GSA Annual Meeting in Seattle, Washington, USA - 2017

Paper No. 258-5
Presentation Time: 9:00 AM-6:30 PM

THE LAS VEGAS FORMATION


SPRINGER, Kathleen B.1, PIGATI, Jeffrey S.1, MANKER, Craig R.2 and MAHAN, Shannon A.3, (1)U.S. Geological Survey, Denver Federal Center, Box 25046, MS-980, Denver, CO 80225, (2)2733 Mountain Ave, Claremont, CA 91711, (3)U.S. Geological Survey, Denver Federal Center, Box 25046, MS 974, Denver, CO 80225, kspringer@usgs.gov

The Las Vegas Formation is a vaguely defined formational name that was established half a century ago to describe distinctive light-colored, fine-grained, fossil-bearing sedimentary deposits exposed in and around the Las Vegas Valley, Nevada (USA). Coeval with that designation, the formation was subdivided into informal units with stratigraphic and chronologic frameworks that have persisted in the literature to the present. Proper usage of the Las Vegas Formational name has been hampered due to the lack of a robust definition and characterization of the entire lithostratigrahic sequence, its geographic distribution, and chronology. In this study, we have comprehensively reevaluated, described, and defined the Las Vegas Formation deposits with detailed stratigraphy, sedimentology, and field relations. A large suite of both radiocarbon and luminescence dates facilitated a complete revision and temporal expansion of the geochronology. We define and characterize 17 mappable geologic units within the formation, each dating to a unique period of geologic time, with stratigraphically ascending Members X, A, B, D, and E and attendant beds within the members. The Las Vegas Formation is now defined as a formal lithostratigraphic unit that spans at least the middle Pleistocene to early Holocene (~573 ka–8.53 ka) and is related to past groundwater discharge in the Las Vegas and adjacent valleys.
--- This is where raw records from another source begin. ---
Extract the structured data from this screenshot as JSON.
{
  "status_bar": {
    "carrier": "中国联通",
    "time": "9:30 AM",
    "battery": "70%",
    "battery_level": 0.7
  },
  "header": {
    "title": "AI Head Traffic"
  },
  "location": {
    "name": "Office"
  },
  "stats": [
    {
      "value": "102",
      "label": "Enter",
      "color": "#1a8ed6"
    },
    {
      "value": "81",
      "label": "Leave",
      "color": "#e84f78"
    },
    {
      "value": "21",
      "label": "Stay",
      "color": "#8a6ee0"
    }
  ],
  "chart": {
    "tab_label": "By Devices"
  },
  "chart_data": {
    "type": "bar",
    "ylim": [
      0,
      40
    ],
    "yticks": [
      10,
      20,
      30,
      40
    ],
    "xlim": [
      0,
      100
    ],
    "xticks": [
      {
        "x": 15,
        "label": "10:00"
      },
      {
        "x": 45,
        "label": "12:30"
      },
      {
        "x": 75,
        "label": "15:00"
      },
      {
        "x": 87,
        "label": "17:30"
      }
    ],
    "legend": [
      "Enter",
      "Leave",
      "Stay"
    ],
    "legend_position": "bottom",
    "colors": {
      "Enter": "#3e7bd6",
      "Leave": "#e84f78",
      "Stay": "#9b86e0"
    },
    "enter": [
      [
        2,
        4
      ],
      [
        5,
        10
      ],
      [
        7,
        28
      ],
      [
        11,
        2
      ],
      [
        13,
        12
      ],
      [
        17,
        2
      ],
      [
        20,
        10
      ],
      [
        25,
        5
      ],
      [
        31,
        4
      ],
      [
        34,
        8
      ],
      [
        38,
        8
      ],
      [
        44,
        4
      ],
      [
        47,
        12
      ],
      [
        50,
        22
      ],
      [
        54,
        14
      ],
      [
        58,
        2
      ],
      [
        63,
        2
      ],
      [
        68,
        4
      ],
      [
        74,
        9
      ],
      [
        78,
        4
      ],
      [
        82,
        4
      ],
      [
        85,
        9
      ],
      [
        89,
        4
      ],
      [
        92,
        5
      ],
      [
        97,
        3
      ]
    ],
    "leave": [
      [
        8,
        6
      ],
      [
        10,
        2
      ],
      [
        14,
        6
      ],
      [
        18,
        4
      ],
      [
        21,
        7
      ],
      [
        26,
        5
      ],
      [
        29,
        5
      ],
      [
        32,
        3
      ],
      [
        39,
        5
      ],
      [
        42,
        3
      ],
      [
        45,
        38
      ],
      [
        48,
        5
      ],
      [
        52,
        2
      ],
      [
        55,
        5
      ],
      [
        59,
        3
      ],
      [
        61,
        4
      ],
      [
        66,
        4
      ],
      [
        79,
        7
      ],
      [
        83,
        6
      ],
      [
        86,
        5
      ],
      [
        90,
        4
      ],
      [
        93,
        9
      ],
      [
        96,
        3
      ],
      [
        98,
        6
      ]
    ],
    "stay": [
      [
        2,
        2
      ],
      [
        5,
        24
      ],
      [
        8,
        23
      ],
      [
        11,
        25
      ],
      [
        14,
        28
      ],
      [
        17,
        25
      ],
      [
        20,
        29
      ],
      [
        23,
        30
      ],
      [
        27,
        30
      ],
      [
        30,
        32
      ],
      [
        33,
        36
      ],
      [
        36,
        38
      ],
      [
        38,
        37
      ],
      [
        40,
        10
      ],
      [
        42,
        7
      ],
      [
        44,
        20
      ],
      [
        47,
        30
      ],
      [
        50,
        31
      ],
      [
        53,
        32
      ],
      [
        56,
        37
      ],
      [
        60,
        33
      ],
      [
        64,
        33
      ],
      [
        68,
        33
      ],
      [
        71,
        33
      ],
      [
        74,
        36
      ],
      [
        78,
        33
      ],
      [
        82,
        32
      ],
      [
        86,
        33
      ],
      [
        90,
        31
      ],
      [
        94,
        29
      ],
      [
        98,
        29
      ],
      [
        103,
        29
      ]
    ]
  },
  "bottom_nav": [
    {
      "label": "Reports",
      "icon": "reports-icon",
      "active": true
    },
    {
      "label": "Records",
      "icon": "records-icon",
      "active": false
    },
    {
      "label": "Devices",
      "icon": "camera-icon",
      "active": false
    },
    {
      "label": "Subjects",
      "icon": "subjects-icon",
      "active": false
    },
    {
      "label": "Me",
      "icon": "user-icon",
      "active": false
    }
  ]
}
The contextual information derived from this new framework is dually noteworthy given that the Las Vegas Formation entombs one of the most significant Pleistocene vertebrate faunas in the American Southwest, the Tule Springs local fauna, and represents a paleohydrologic system that responded dynamically to abrupt changes in climate throughout the late Quaternary. Stabilizing the nomenclature of these important deposits will facilitate studies of similar deposits associated with desert wetland ecosystems elsewhere in the southwestern U.S.